Wednesday, May 1, 2013

Happy Bicycling Month!

Bike Whiz by paynehollow
Bike Whiz, a photo by paynehollow on Flickr.

An 80-year old man goes to the doctor for a checkup.

The doctor is amazed at what good shape the guy is in and asks,"How do you stay in such great physical condition?"

I'm a cyclist," says the old guy, "and that's why I'm in such good shape. I'm up well before daylight and out and ride my bicycle."

" Well," says the doctor, "I'm sure that helps, but there's got to be more to it. How old was your dad when he died?"

"Who said my dad's dead?"

The doctor is amazed. "You mean you're 80 years old and your dad's still alive.

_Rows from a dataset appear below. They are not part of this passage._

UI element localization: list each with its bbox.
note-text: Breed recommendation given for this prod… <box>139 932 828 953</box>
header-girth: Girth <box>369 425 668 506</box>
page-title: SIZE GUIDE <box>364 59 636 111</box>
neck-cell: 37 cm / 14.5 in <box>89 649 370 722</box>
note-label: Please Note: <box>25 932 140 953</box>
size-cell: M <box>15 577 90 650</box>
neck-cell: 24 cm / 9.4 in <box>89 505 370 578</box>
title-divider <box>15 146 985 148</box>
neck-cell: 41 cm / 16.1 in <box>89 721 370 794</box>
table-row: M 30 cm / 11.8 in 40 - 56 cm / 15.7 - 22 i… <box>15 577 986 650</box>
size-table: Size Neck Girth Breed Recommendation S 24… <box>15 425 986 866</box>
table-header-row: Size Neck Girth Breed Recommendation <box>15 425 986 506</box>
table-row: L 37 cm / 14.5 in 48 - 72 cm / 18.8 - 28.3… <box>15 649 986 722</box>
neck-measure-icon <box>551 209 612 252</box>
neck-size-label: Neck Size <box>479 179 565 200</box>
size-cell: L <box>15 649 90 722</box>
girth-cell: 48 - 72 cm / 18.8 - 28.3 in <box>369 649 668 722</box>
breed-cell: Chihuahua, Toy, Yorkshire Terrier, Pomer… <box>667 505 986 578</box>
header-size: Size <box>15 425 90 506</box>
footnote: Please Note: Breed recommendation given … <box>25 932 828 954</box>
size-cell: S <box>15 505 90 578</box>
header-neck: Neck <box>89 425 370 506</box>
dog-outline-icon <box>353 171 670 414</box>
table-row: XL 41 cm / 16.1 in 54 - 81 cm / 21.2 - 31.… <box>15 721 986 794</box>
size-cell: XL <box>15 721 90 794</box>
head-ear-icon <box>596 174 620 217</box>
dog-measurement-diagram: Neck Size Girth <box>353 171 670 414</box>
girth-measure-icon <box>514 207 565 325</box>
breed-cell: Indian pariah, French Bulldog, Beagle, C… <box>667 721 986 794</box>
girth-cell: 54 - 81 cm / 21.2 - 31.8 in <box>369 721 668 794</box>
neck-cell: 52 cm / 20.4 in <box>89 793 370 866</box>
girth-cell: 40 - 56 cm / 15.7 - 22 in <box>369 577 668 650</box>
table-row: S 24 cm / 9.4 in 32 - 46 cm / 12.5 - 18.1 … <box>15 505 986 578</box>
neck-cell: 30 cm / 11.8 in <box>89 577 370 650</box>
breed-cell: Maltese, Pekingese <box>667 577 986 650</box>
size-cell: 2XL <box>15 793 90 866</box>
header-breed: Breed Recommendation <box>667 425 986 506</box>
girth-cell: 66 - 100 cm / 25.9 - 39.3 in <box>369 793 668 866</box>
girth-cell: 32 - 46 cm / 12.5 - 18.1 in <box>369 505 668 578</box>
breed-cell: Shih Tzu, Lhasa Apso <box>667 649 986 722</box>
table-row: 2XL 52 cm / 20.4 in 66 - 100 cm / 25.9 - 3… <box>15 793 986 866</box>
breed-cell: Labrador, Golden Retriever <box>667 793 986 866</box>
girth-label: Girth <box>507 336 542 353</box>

How old is he?"

"He's 100 years old," says the old cyclist. "In fact he rode with me this morning, and that's why he's still alive . . . he's a cyclist, too."

"Well," the doctor says, "that's great, but I'm sure there's more to it than that. How about your dad's dad? How old was he when he died?"

"Who said my grandpa's dead?"

Stunned, the doctor asks, "You mean you're 80 years old and your grandfather's still living! Incredible! How old is he?!"

"He's 118 years old," says the old cyclist.

The doctor is getting frustrated at this point, "So, I guess he went bike riding with you this morning too?"

"No. Grandpa couldn't go this morning because he's getting married today."

At this point the doctor is close to losing it.

"Getting married!! Why would a 118 year-old guy want to get married?"

"Who said he wanted to?"


Marshall Art said...

Good joke.

Geoffrey Kruse-Safford said...

A priest is hearing confessions. The little door slides to one side and an elderly man's voice croaks, "Forgive me, Father, for I have sinned."

The priest says, "What sins have you committed?"

The voice says, "First, let me tell you my story. I'm 89 years old. Just last year I lost my wife of 67 years. She was the love of my life, and I was faithful and respectful all our life together."

"That's wonderful," says the priest.

"I decided last night to end my mourning period, so I went out to have a drink. I ended up going home and having sex with two 19 year old women at the same time."

"My goodness!" The priest is taken aback. "When was your last confession?"

"I've never been to confession, Father," the old man said. "In fact, I'm not even Catholic."

"Well, why are you telling me this?"

The old man chuckles. "Are you kidding? I'm telling everybody!"

Bubba said...

I'm usually not this dense, but I don't get it, Dan.

Dan Trabue said...

You see, grandpa is so virile and healthy, that he's done got himself a girlfriend pregnant, and HAS to get married...

Bubba said...

But what does procreation have to do with marriage? :)

Marshall Art said...

A priest, a minister and a rabbi each have their houses of worship on corners of the same intersection. They all are dealing with a squirrel infestation problem on the properties and decide to use their faiths to deal with it. After a month or two they get together to discuss the results.

The minister says, "I gave those squirrels my best fire and brimstone sermon, but they didn't seem to care. They're still all over the place."

The rabbi says, "I circumcised every one I could catch. It made them angry, but they didn't leave."

The priest says, "I baptized them."

"What good did that do?" the others asked him.

"Now that they're Catholic, they only show up on Christmas and Easter."